Sources : Journal officiel de la République française, 31 août 1924, p. 8049 et s.


 
L'Empire Britannique, la France, l'Italie, le Japon, la Bulgarie, la Grèce, la Roumanie, la Russie, l'État Serbe-Croate-Slovène et la Turquie,

Soucieux d'assurer dans les Détroits à toutes les nations la liberté de passage et de navigation entre la Mer Méditerranée et la Mer Noire, conformément au principe consacré par l'Article 23 du Traité de Paix en date de ce jour,

Et considérant que le maintien de cette liberté est nécessaire à la paix générale et au commerce du monde,

Ont résolu de conclure une Convention à cet effet et ont nommé pour leurs plénipotentiaires respectifs, savoir :

Sa Majesté le Roi du Royaume-Uni de Grande-Bretagne et d'Irlande et des territoires britanniques au delà des mers, Empereur des Indes :
Le Très Honorable Sir Horace George Montagu Rumbold, Baronet, G. C. M. G., Haut-Commissaire à Constantinople ;

Le Président de la République française :
M. le Général de division Maurice Pellé, Ambassadeur de France, Haut-Commissaire de la République en Orient, Grand Officier de l'Ordre national de la Légion d'Honneur ;

Sa Majesté le Roi d'Italie :
L'Honorable Marquis Camille Garroni, Sénateur du Royaume, Ambassadeur d'Italie, Haut-Commissaire à Constantinople, Grand-Croix des Ordres des Saints Maurice et Lazare et de la Couronne d'Italie ;
M. Jules César Montagna, Envoyé extraordinaire et Ministre plénipotentiaire à Athènes, Commandeur de l'Ordre des Saints Maurice et Lazare, Grand Officier de la Couronne d'Italie ;

Sa Majesté l'Empereur du Japon :
M. Kentaro Otchiai, Jusammi, Première classe de l'Ordre du Soleil Levant, Ambassadeur extraordinaire et plénipotentiaire à Rome ;

Sa Majesté le Roi des Bulgares :
M. Bogdan Morphoff, ancien Ministre des Chemins de fer, Postes et Télégraphes ;
M. Dimitri Stancioff, Docteur en Droit, Envoyé extraordinaire et Ministre plénipotentiaire à Londres, Grand-Croix de l'Ordre de Saint Alexandre ;

Sa Majesté le Roi des Hellènes :
M. Eleftherios K. Vénisélos, ancien Président du Conseil des Ministres, Grand-Croix de l'Ordre du Sauveur ;
M. Démètre Caclamanos; Ministre plénipotentiaire à Londres, Commandeur de l'Ordre du Sauveur ;

Sa Majesté le Roi de Roumanie :
M. Constantin I. Diamandy, Ministre plénipotentiaire.
M. Constantin Contzesco, Ministre plénipotentiaire.

La Russie :
M. Nicolas Ivanovitch lordanski.

Sa Majesté le Roi des Serbes, des Croates, et des Slovènes :
M. le Docteur Miloutine Yovanovitch. Envoyé extraordinaire et Ministre plénipotentiaire à Berne.
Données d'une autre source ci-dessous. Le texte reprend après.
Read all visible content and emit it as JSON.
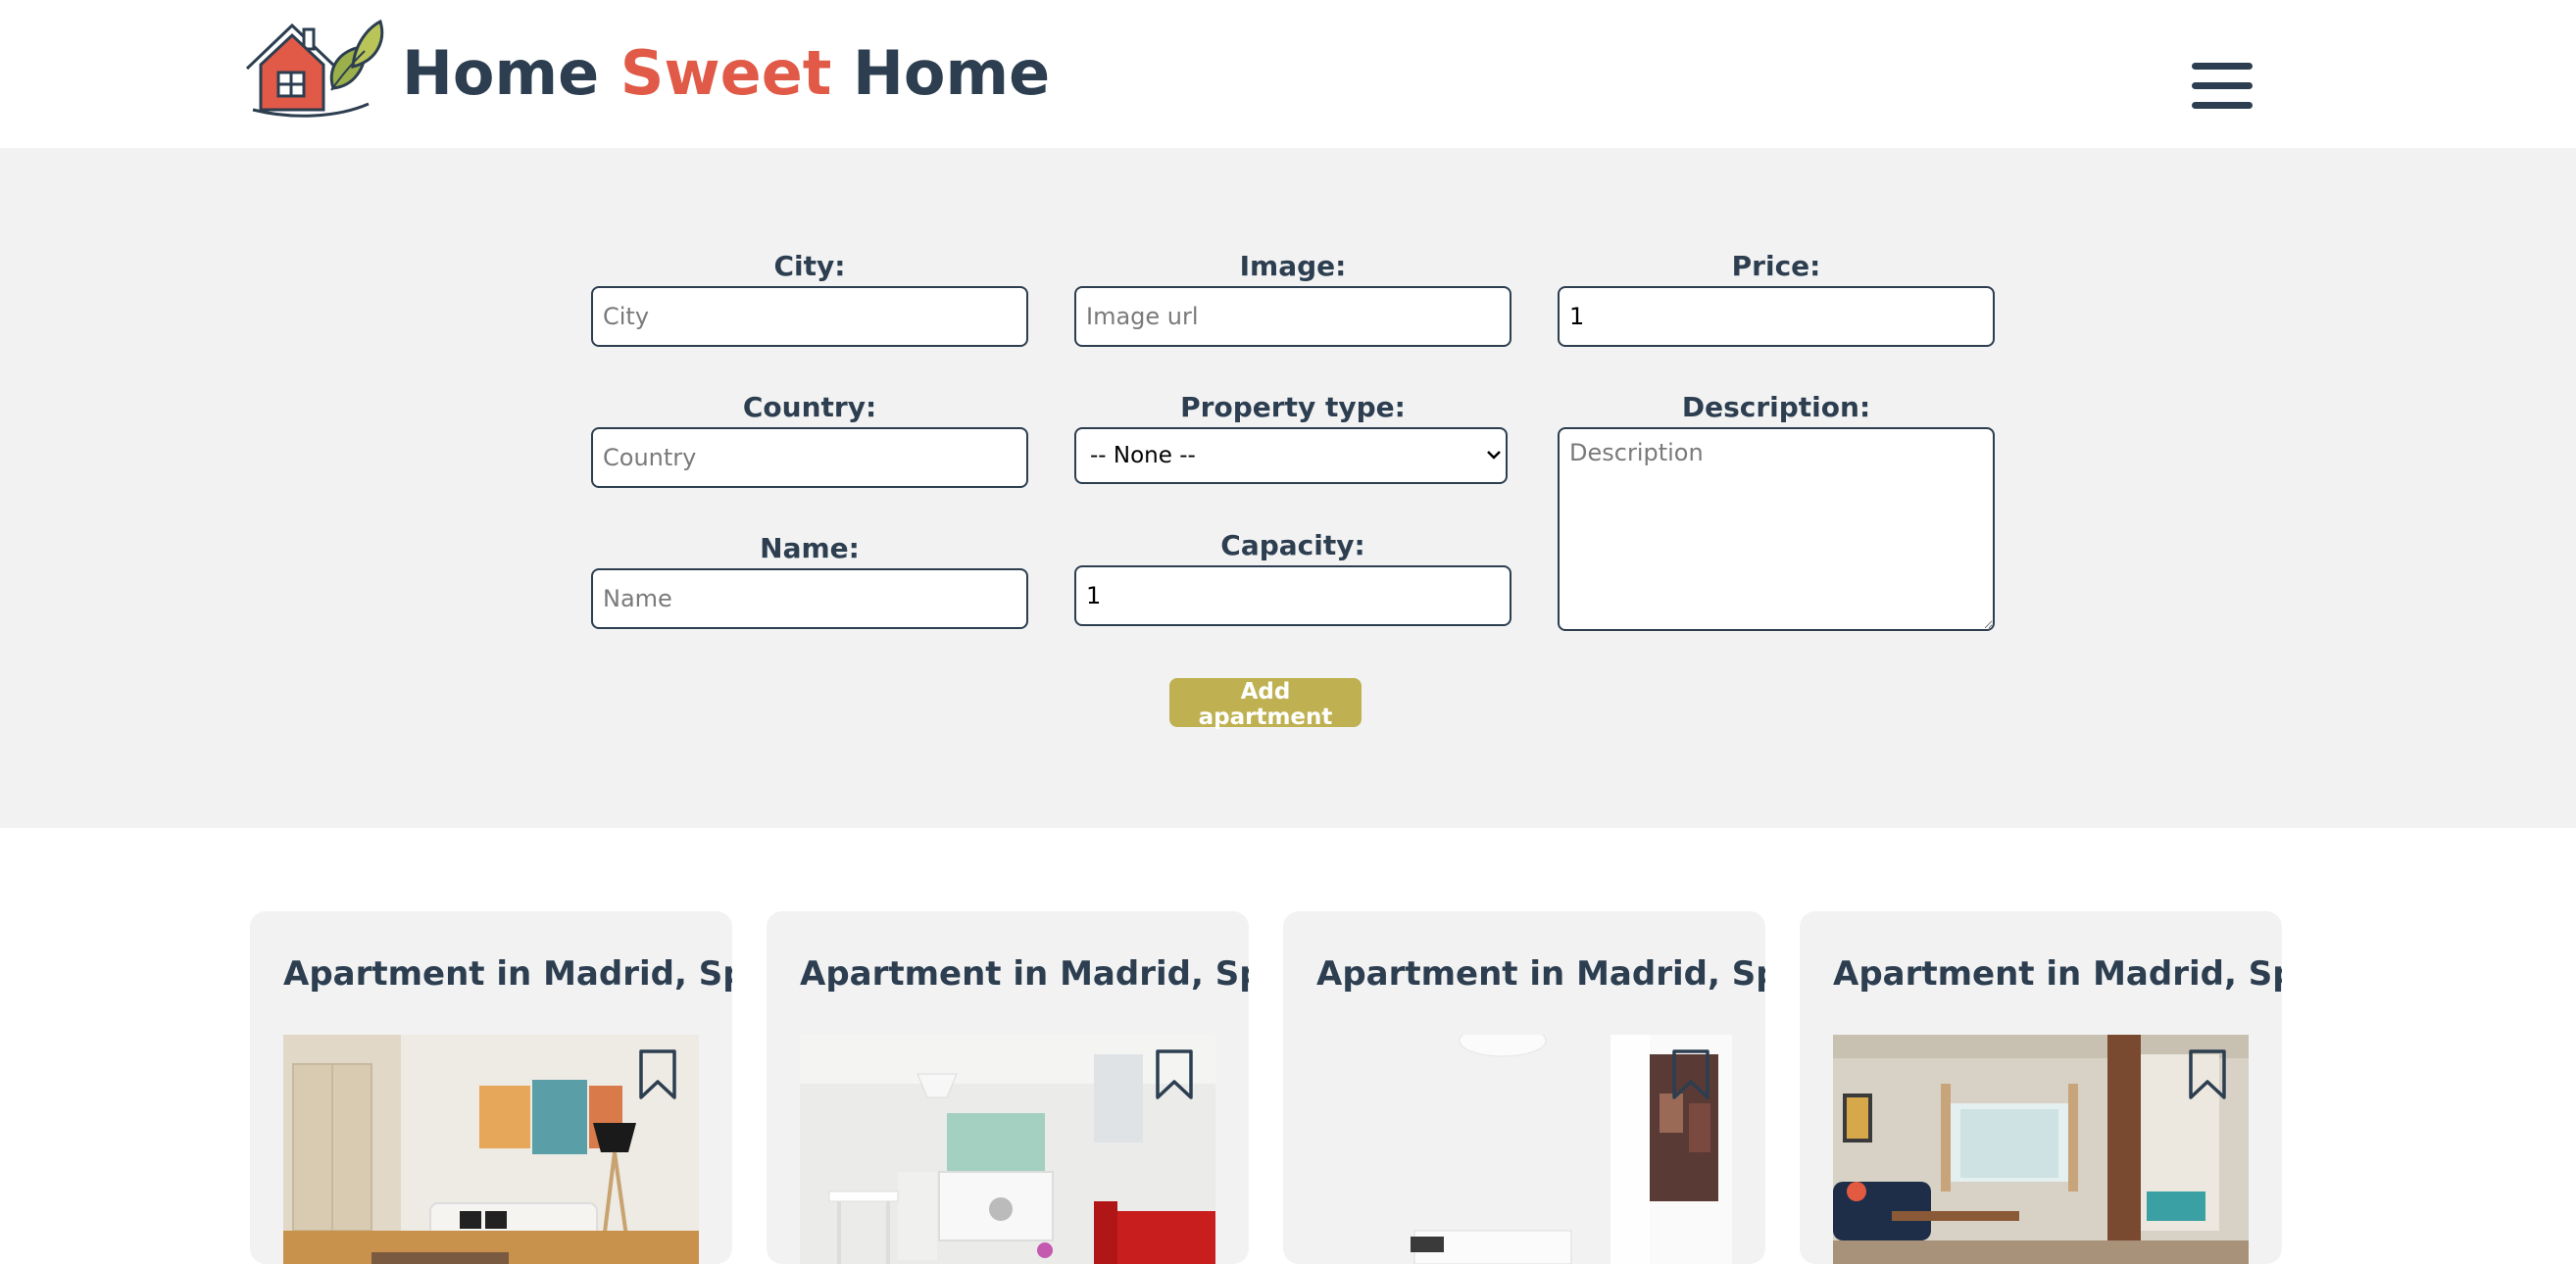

Le Gouvernement de la Grande Assemblée Nationale de Turquie :
Isimet Pacha, Ministre des Affaires étrangères, Député d'Andrinople.
Le Docteur Riza Nour Dey, Ministre des Affaires sanitaires et de l'Assistance sociale, Député de Sinope.
Hassan Bey, ancien Ministre, Député de Trébizonde.

Lesquels, après avoir exhibé leurs pleins pouvoirs reconnus en bonne et due forme, ont convenu des dispositions suivantes :

Article premier.

Les Hautes Parties contractantes sont d'accord pour reconnaître et déclarer le principe de la liberté de passage et de navigation par mer et dans les airs dans le détroit des Dardanelles, la Mer de Marmara et le Bosphore, ci-après compris sous la dénomination générale de « Détroits ».

Article 2.

Le passage et la navigation des navires et aéronefs de commerce et des bâtiments et aéronefs de guerre dans les Détroits, en temps de paix et en temps de guerre, seront dorénavant réglés par les dispositions de l'Annexe ci-jointe.
 

ANNEXE

RÈGLES POUR LE PASSAGE DES NAVIRES ET AÉRONEFS DE COMMERCE ET DES BÂTIMENTS ET AÉRONEFS DE GUERRE DANS LES DÉTROITS.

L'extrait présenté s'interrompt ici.